Perception is powerful. It’s how we see the world and dictates how we interact with it. A child’s perception of their surroundings will determine how safe, loved and wanted they feel. It will have an effect in their self-confidence and self-love...it will shape who they are.
As parents, there are so many things to juggle during the day and there are times when we can lose sight of the big picture and/or what’s happening right under our noses. Sometimes it may be challenging to communicate with our children, not because of lack of love but rather a lack of connection. It’s like we are talking in two different languages and can’t understand each other no matter how hard we try.
Children go through difficult moments as part of growing up or by situations that affect them negatively. These experiences shape their perception of their world. Situations like being bullied, not having quality time with their parents, or feeling they are not listened to chip away at their self-confidence, their trust towards others, self-love, self-worth, and feeling loved, safe and happy. We want our children to be happy and whole individuals, so then...what can we do to help our children to overcome their challenges? These are 5 ways meant to develop, reinforce and build up all of those aspects.

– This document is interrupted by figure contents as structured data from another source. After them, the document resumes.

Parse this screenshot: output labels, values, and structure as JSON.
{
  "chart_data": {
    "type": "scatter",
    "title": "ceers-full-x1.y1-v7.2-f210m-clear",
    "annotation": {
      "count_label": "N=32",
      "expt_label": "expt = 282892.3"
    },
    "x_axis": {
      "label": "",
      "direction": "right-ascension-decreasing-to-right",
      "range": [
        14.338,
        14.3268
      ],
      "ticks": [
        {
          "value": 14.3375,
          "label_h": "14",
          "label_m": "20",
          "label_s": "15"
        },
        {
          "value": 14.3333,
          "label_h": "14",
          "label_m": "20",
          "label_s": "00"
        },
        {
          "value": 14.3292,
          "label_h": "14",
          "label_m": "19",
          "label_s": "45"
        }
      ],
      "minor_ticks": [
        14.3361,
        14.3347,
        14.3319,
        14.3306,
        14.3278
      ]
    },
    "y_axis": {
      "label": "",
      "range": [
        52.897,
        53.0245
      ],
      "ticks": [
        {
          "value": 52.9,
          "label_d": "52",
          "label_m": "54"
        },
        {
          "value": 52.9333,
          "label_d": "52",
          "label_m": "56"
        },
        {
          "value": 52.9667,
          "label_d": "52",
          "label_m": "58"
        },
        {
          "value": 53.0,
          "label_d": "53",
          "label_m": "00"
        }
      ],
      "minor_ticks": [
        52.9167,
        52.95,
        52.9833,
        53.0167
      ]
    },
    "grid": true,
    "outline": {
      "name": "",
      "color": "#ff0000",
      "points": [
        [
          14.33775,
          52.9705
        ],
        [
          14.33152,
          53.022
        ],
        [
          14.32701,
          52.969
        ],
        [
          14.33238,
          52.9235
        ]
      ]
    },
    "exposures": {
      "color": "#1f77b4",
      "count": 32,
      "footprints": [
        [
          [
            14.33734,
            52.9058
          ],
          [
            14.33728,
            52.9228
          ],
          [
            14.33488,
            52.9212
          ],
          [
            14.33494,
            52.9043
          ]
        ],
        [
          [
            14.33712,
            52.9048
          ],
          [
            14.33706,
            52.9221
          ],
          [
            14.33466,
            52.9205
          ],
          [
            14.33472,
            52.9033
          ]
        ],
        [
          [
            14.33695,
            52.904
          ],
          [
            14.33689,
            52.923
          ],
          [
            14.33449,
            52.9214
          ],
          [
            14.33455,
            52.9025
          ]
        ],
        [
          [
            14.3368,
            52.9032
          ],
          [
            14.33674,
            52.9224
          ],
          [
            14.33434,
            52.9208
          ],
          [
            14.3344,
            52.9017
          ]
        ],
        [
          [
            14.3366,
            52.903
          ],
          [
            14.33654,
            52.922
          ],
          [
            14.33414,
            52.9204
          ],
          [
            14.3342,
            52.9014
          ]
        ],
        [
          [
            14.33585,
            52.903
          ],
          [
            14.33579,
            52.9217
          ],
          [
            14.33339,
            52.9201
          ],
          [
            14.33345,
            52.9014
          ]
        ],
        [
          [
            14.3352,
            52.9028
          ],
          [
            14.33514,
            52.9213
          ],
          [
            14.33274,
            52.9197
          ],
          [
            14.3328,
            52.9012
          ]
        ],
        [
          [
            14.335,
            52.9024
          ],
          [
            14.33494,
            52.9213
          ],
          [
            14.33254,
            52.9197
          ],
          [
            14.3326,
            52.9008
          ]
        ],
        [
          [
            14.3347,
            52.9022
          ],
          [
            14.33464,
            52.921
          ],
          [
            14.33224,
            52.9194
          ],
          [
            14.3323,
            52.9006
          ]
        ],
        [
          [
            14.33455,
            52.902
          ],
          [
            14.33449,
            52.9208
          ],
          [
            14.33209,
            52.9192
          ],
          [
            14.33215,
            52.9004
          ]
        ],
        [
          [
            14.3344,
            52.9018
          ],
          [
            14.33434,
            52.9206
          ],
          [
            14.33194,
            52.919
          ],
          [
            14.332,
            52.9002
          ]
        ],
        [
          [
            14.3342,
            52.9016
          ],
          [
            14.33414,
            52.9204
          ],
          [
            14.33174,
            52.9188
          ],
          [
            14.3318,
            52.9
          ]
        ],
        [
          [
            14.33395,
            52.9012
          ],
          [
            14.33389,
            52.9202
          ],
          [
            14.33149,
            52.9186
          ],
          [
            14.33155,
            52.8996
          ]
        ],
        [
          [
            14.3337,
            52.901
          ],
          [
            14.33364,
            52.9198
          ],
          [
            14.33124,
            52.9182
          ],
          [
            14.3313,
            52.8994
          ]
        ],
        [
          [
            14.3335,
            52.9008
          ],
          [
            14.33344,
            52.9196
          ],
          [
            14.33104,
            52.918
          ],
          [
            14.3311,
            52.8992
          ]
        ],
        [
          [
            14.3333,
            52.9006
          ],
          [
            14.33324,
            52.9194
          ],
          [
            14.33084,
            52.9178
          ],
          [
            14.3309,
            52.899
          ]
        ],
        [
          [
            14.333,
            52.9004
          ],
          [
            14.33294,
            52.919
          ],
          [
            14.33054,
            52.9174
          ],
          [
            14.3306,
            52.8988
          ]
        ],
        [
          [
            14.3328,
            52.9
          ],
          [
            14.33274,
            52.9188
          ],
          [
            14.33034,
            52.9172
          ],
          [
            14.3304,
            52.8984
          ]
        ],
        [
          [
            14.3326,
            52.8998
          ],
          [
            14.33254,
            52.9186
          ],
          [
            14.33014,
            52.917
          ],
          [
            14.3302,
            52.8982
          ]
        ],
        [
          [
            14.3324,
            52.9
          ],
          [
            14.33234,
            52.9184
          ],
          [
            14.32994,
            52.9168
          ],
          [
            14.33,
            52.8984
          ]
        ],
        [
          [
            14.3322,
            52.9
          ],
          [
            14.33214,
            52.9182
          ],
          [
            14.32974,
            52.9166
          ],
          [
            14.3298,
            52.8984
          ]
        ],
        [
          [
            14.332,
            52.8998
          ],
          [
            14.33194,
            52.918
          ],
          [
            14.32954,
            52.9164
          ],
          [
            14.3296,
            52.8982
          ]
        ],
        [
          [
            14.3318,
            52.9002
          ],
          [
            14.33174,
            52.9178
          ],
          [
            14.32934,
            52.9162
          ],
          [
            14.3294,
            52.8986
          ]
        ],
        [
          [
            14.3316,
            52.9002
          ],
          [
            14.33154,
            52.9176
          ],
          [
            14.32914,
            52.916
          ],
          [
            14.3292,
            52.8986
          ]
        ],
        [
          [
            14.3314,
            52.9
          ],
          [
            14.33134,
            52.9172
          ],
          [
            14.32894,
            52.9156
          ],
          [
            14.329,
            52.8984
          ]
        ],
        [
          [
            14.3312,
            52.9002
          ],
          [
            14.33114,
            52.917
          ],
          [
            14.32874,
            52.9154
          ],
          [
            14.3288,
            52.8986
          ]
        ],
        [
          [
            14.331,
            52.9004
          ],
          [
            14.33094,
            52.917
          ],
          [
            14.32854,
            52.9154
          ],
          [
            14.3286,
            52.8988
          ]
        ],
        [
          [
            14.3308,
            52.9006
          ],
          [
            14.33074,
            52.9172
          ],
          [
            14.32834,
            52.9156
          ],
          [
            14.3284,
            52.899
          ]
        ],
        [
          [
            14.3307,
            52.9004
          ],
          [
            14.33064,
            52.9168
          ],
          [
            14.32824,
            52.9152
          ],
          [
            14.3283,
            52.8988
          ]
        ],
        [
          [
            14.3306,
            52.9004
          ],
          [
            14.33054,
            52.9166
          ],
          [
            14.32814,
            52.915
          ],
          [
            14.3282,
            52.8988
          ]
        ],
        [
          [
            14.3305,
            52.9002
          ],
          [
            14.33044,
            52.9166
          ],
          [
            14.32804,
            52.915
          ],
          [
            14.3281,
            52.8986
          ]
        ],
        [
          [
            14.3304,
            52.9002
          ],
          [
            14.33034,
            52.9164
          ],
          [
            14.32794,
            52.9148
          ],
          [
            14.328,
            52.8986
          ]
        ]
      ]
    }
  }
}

Have a set day and time for mommy/daddy time. Pick a day and time, either daily or weekly, for you and your child to spend time together. Let your child know this is mommy/daddy time and they are aware this is time set aside for you and them to spend together doing something fun. Make sure this time is spent interacting with each other. Stay away from the tv and mobile phones or any other devices or games that may prevent the interaction. Also, stay away from distractions like phone calls, emails, computers, tablets, errands, housework or anything that distract you from paying full attention to your child. This time together will strengthen the bond and trust between the two of you.
Ask your child about his or her day every day. Be specific with your questions. Such as “Who’s your best friend?, What are three things you’ve learned today?, What’s the best thing that happened to you today?, What challenged you today? Did anyone push your buttons today? What was the funniest thing that happened to you today? What did you eat for lunch? What games did you play at recess?” You’ll get to know what your child’s day was like and know right away if something is amiss and they are having a hard time. Asking questions daily will become a “sharing your day” habit, they will know you have interest in how their day was and will listen to what they have to share.
Take time to listen when your child wants to talk with you. Pay complete attention when your child wants to talk with you. Even if it seems inconsequential to you or you are busy, it is important to them, so pay attention. If you don’t have time to talk immediately, take a few seconds to let them know you are busy but will get back to them as soon as you can...and then, do. Your child will feel loved knowing you are there for them and have your attention when they need it.
Talk with your child. Explain situations to your child. Talk with them, not to them. Find a way to help them understand what’s happening around them. This does not mean you’ll say things that will scare, worry, or make them uneasy or share all details. Simply share in an way easy for them to understand what’s happening when a decision is made that will impact them. Listen to what they have to say about it, if they have something to say. Encourage them to share their thoughts - even if they disagree with you. Be patient. Share your reasons. Validate their feelings and thoughts even if you disagree. This will make them feel they are part of things, valued and that you are on the same side.
The happy list. Ask your child to write a list of things, activities and/or ideas that makes them feel loved and happy. Every day do one activity with them, such as doing their homework together, reading a book before bedtime, and telling funny family stories. Keep the list in a visible place and allow them to add items as they think of them. This will help you understand what their ‘love language’ is - how they feel loved and appreciated.